LOS ANGELES (AP) - Spoony Singh Sundher, who once said he founded the world famous Hollywood Wax Museum to give tourists who couldn't find any real celebrities in Hollywood the next best thing, has died at age 83.
Singh died Wednesday at his Malibu home of congestive heart failure, his family announced Friday.
He was visiting California in'64 when he spent a day popping into Hollywood hot spots in search of famous faces. The closest he came to finding any was seeing the stars' footprints in the courtyard of Grauman's Chinese Theatre on Hollywood Boulevard.
"So, I thought, let's bring the stars back to Hollywood Boulevard. Let's allow people to get close and look into the eyes of their favourite entertainers," he recalled years later. "Believe me, I didn't know if it would even work."
When he opened his museum down the street from Grauman's on Feb. 26,'65, people were lined up for almost a kilometre waiting to get in.
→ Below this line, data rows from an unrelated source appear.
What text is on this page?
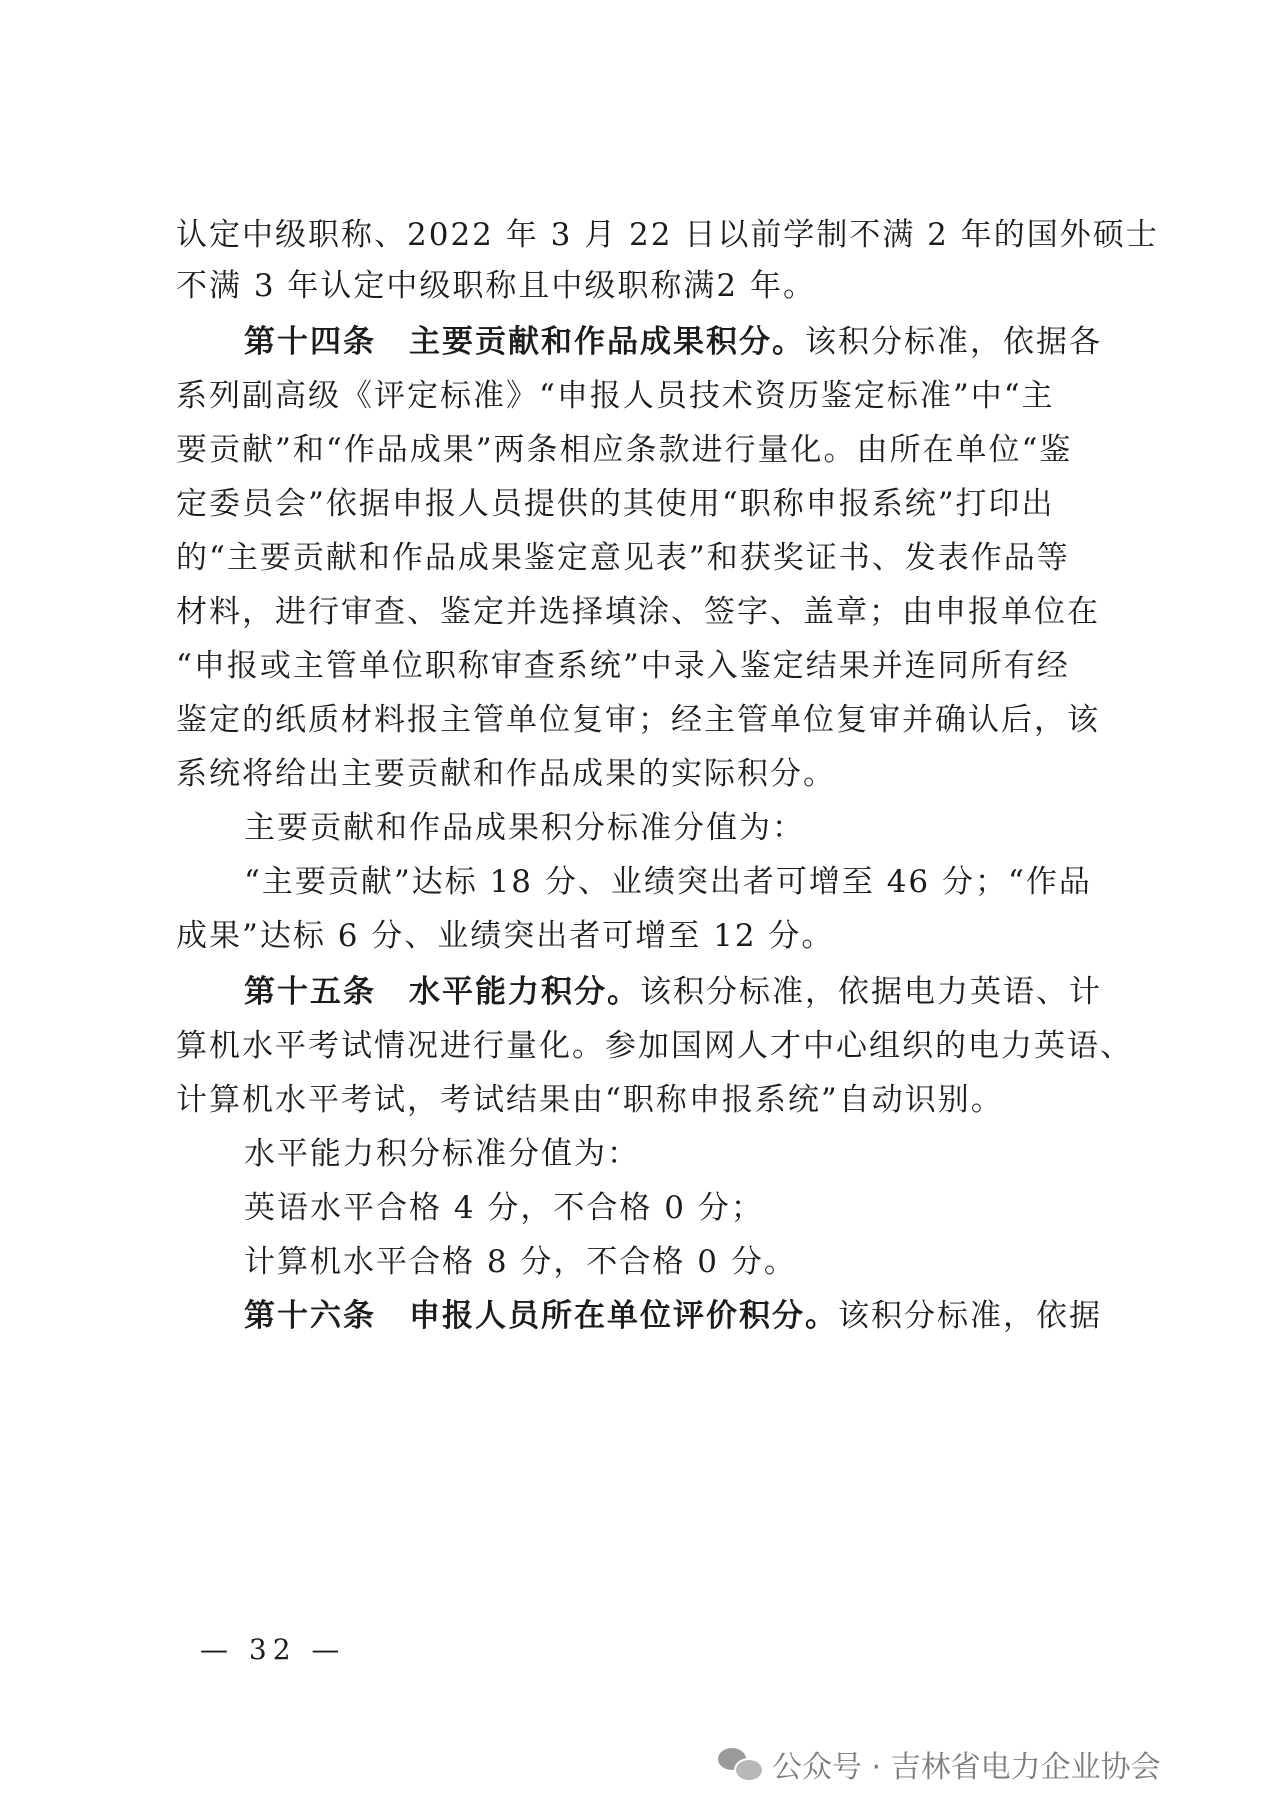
认定中级职称、2022 年 3 月 22 日以前学制不满 2 年的国外硕士
不满 3 年认定中级职称且中级职称满2 年。
第十四条　主要贡献和作品成果积分。该积分标准，依据各
系列副高级《评定标准》“申报人员技术资历鉴定标准”中“主
要贡献”和“作品成果”两条相应条款进行量化。由所在单位“鉴
定委员会”依据申报人员提供的其使用“职称申报系统”打印出
的“主要贡献和作品成果鉴定意见表”和获奖证书、发表作品等
材料，进行审查、鉴定并选择填涂、签字、盖章；由申报单位在
“申报或主管单位职称审查系统”中录入鉴定结果并连同所有经
鉴定的纸质材料报主管单位复审；经主管单位复审并确认后，该
系统将给出主要贡献和作品成果的实际积分。
主要贡献和作品成果积分标准分值为：
“主要贡献”达标 18 分、业绩突出者可增至 46 分；“作品
成果”达标 6 分、业绩突出者可增至 12 分。
第十五条　水平能力积分。该积分标准，依据电力英语、计
算机水平考试情况进行量化。参加国网人才中心组织的电力英语、
计算机水平考试，考试结果由“职称申报系统”自动识别。
水平能力积分标准分值为：
英语水平合格 4 分，不合格 0 分；
计算机水平合格 8 分，不合格 0 分。
第十六条　申报人员所在单位评价积分。该积分标准，依据
— 32 —
公众号 · 吉林省电力企业协会
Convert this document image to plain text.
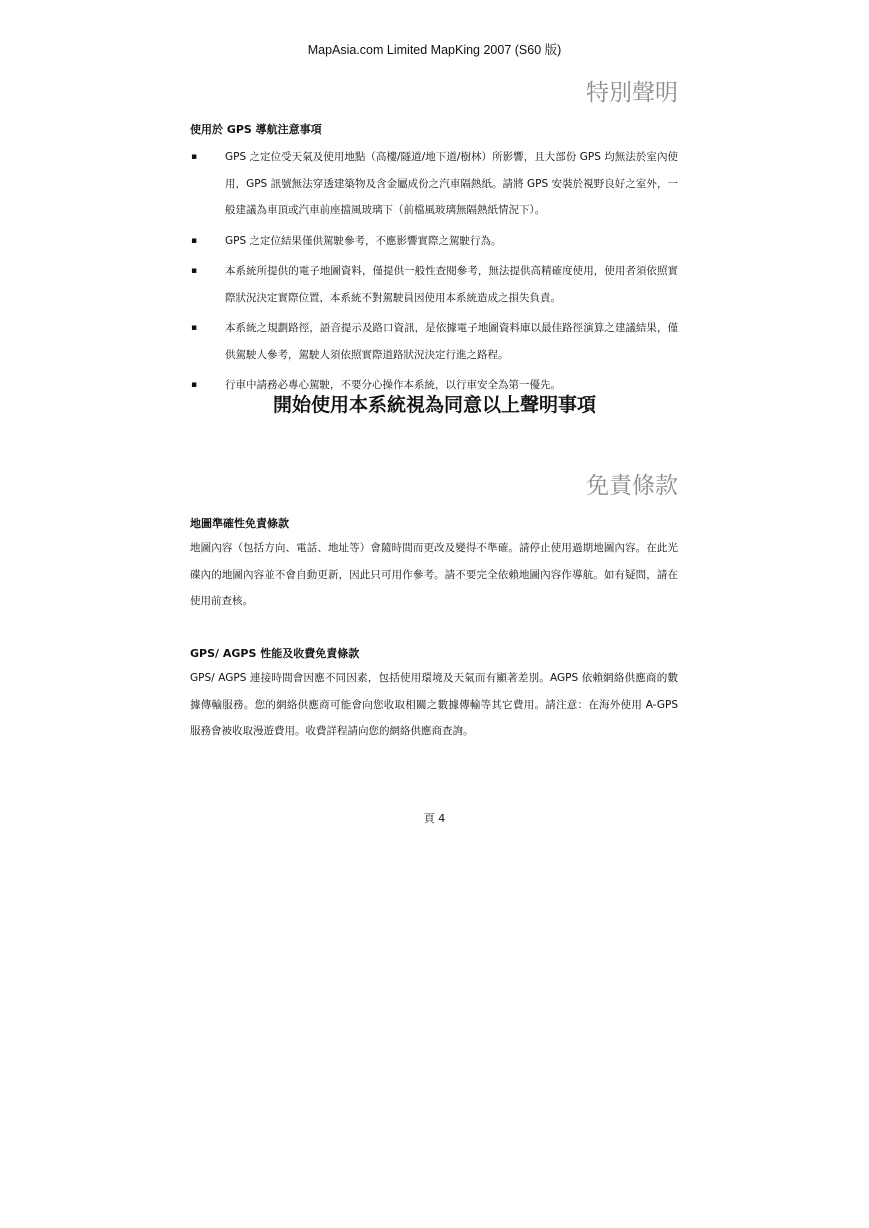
MapAsia.com Limited MapKing 2007 (S60 版)
特別聲明
使用於 GPS 導航注意事項
▪	GPS 之定位受天氣及使用地點（高樓/隧道/地下道/樹林）所影響，且大部份 GPS 均無法於室內使用，GPS 訊號無法穿透建築物及含金屬成份之汽車隔熱紙。請將 GPS 安裝於視野良好之室外，一般建議為車頂或汽車前座擋風玻璃下（前檔風玻璃無隔熱紙情況下）。
▪	GPS 之定位結果僅供駕駛參考，不應影響實際之駕駛行為。
▪	本系統所提供的電子地圖資料，僅提供一般性查閱參考，無法提供高精確度使用，使用者須依照實際狀況決定實際位置，本系統不對駕駛員因使用本系統造成之損失負責。
▪	本系統之規劃路徑，語音提示及路口資訊，是依據電子地圖資料庫以最佳路徑演算之建議結果，僅供駕駛人參考，駕駛人須依照實際道路狀況決定行進之路程。
▪	行車中請務必專心駕駛，不要分心操作本系統，以行車安全為第一優先。
開始使用本系統視為同意以上聲明事項
免責條款
地圖準確性免責條款

地圖內容（包括方向、電話、地址等）會隨時間而更改及變得不準確。請停止使用過期地圖內容。在此光碟內的地圖內容並不會自動更新，因此只可用作參考。請不要完全依賴地圖內容作導航。如有疑問，請在使用前查核。

GPS/ AGPS 性能及收費免責條款

GPS/ AGPS 連接時間會因應不同因素，包括使用環境及天氣而有顯著差別。AGPS 依賴網絡供應商的數據傳輸服務。您的網絡供應商可能會向您收取相關之數據傳輸等其它費用。請注意：在海外使用 A-GPS 服務會被收取漫遊費用。收費詳程請向您的網絡供應商查詢。

頁 4
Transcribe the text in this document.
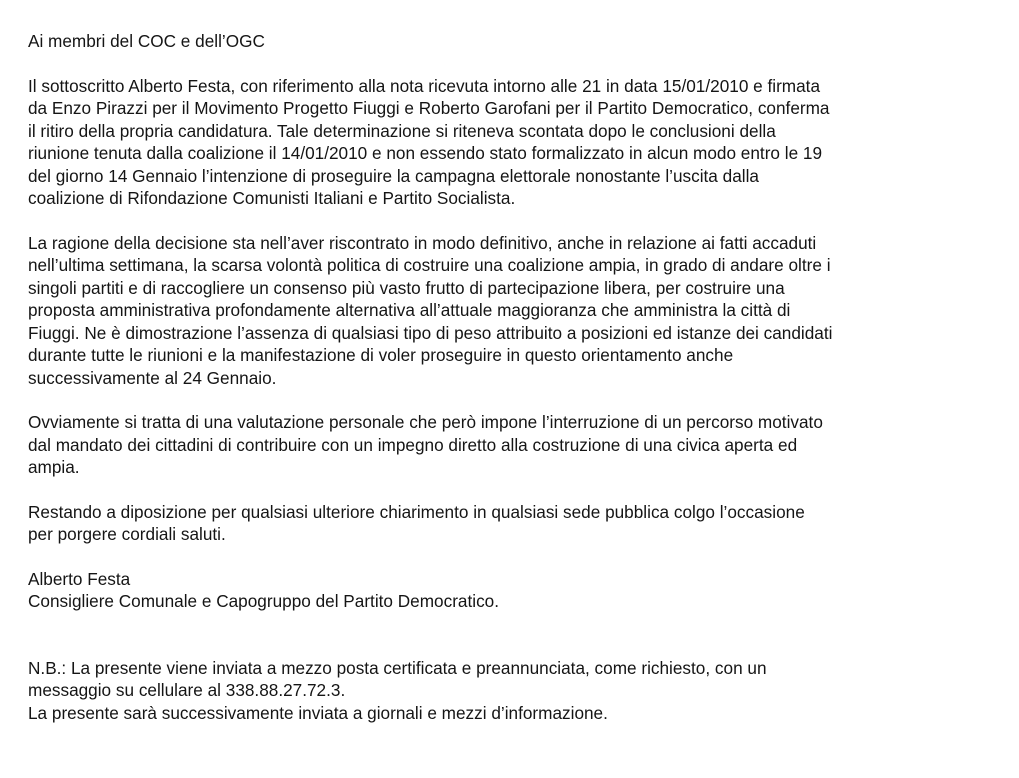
Ai membri del COC e dell’OGC

Il sottoscritto Alberto Festa, con riferimento alla nota ricevuta intorno alle 21 in data 15/01/2010 e firmata
da Enzo Pirazzi per il Movimento Progetto Fiuggi e Roberto Garofani per il Partito Democratico, conferma
il ritiro della propria candidatura. Tale determinazione si riteneva scontata dopo le conclusioni della
riunione tenuta dalla coalizione il 14/01/2010 e non essendo stato formalizzato in alcun modo entro le 19
del giorno 14 Gennaio l’intenzione di proseguire la campagna elettorale nonostante l’uscita dalla
coalizione di Rifondazione Comunisti Italiani e Partito Socialista.

La ragione della decisione sta nell’aver riscontrato in modo definitivo, anche in relazione ai fatti accaduti
nell’ultima settimana, la scarsa volontà politica di costruire una coalizione ampia, in grado di andare oltre i
singoli partiti e di raccogliere un consenso più vasto frutto di partecipazione libera, per costruire una
proposta amministrativa profondamente alternativa all’attuale maggioranza che amministra la città di
Fiuggi. Ne è dimostrazione l’assenza di qualsiasi tipo di peso attribuito a posizioni ed istanze dei candidati
durante tutte le riunioni e la manifestazione di voler proseguire in questo orientamento anche
successivamente al 24 Gennaio.

Ovviamente si tratta di una valutazione personale che però impone l’interruzione di un percorso motivato
dal mandato dei cittadini di contribuire con un impegno diretto alla costruzione di una civica aperta ed
ampia.

Restando a diposizione per qualsiasi ulteriore chiarimento in qualsiasi sede pubblica colgo l’occasione
per porgere cordiali saluti.

Alberto Festa
Consigliere Comunale e Capogruppo del Partito Democratico.

N.B.: La presente viene inviata a mezzo posta certificata e preannunciata, come richiesto, con un
messaggio su cellulare al 338.88.27.72.3.
La presente sarà successivamente inviata a giornali e mezzi d’informazione.
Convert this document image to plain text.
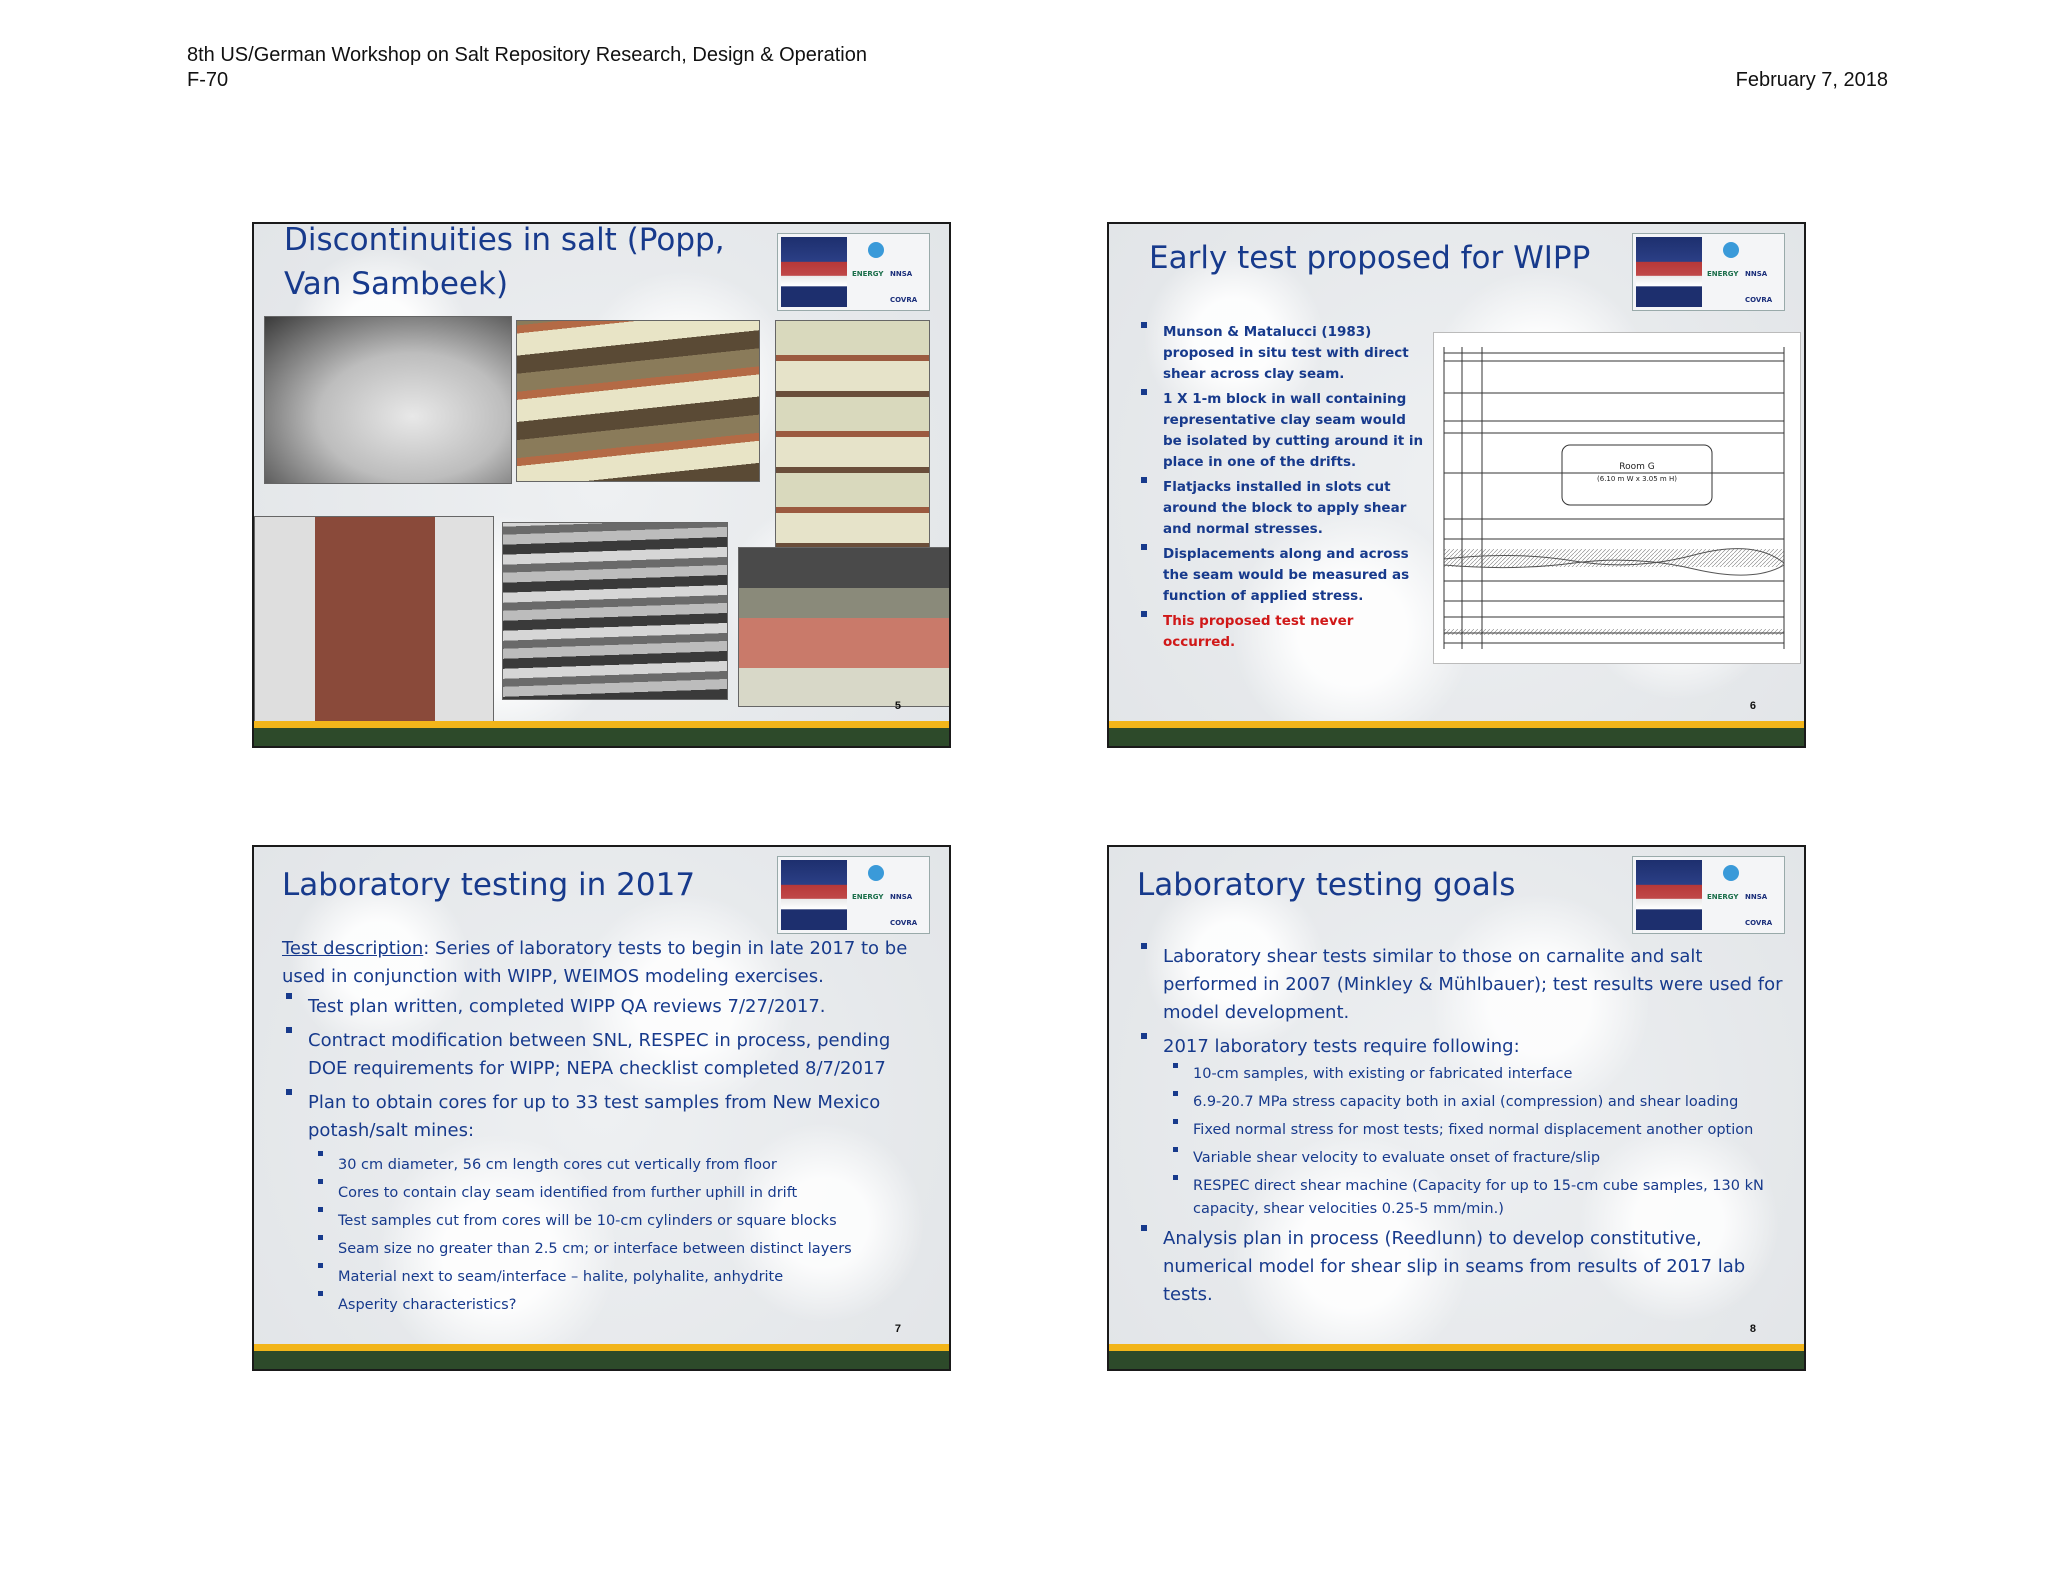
8th US/German Workshop on Salt Repository Research, Design & Operation
F-70	February 7, 2018
Discontinuities in salt (Popp,
Van Sambeek)	ENERGY NNSA
COVRA
5
Early test proposed for WIPP	ENERGY NNSA
COVRA
Munson & Matalucci (1983) proposed in situ test with direct shear across clay seam.
1 X 1-m block in wall containing representative clay seam would be isolated by cutting around it in place in one of the drifts.
Flatjacks installed in slots cut around the block to apply shear and normal stresses.
Displacements along and across the seam would be measured as function of applied stress.
This proposed test never occurred.
Room G
(6.10 m W x 3.05 m H)
6
Laboratory testing in 2017	ENERGY NNSA
COVRA
Test description: Series of laboratory tests to begin in late 2017 to be used in conjunction with WIPP, WEIMOS modeling exercises.
Test plan written, completed WIPP QA reviews 7/27/2017.
Contract modification between SNL, RESPEC in process, pending DOE requirements for WIPP; NEPA checklist completed 8/7/2017
Plan to obtain cores for up to 33 test samples from New Mexico potash/salt mines:
30 cm diameter, 56 cm length cores cut vertically from floor
Cores to contain clay seam identified from further uphill in drift
Test samples cut from cores will be 10-cm cylinders or square blocks
Seam size no greater than 2.5 cm; or interface between distinct layers
Material next to seam/interface – halite, polyhalite, anhydrite
Asperity characteristics?
7
Laboratory testing goals	ENERGY NNSA
COVRA
Laboratory shear tests similar to those on carnalite and salt performed in 2007 (Minkley & Mühlbauer); test results were used for model development.
2017 laboratory tests require following:
10-cm samples, with existing or fabricated interface
6.9-20.7 MPa stress capacity both in axial (compression) and shear loading
Fixed normal stress for most tests; fixed normal displacement another option
Variable shear velocity to evaluate onset of fracture/slip
RESPEC direct shear machine (Capacity for up to 15-cm cube samples, 130 kN capacity, shear velocities 0.25-5 mm/min.)
Analysis plan in process (Reedlunn) to develop constitutive, numerical model for shear slip in seams from results of 2017 lab tests.
8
The almost 200 famous figures change over the years as individual celebrities' fame tends to ebb and flow. Marilyn Monroe, however, has remained a perennial favourite.
To save costs, the sculpted heads and hands of celebrities are placed on fibreglass bodies, allowing the heads of the fading celebrities to be removed and stored in anticipation of the day they might make a comeback.
Over the years, visitors have also noticed that souvenir hunters will sometimes abscond with wax celebrity fingers, leading some critics to complain of an air of cheesiness at the museum.
The criticism never bothered Singh.
"Look, I know other museums are more stately and artistic," he told the Los Angeles Times in'70. "But on Hollywood Boulevard, dignity kind of gets lost in the shuffle."
The lifelong entrepreneur was born in Punjab, India, in'22, and moved to Canada with his family at age three. He was living in Victoria and was the operator of saw mills and an amusement park in British Columbia when he paid his fateful visit to Hollywood in'64.
Singh turned over the museum's day-to-day operations to family members in'90, but remained active in the business, guiding the development of the Hollywood Guinness World Records Museum, which opened in'91, and another Hollywood Wax Museum, which opened in Branson, Mo., in'96.
His family said he was responsible for the 45-metre-long Mount Rushmore-like facade at the Branson museum that includes the faces of John Wayne, Elvis Presley, Monroe and Charlie Chaplin.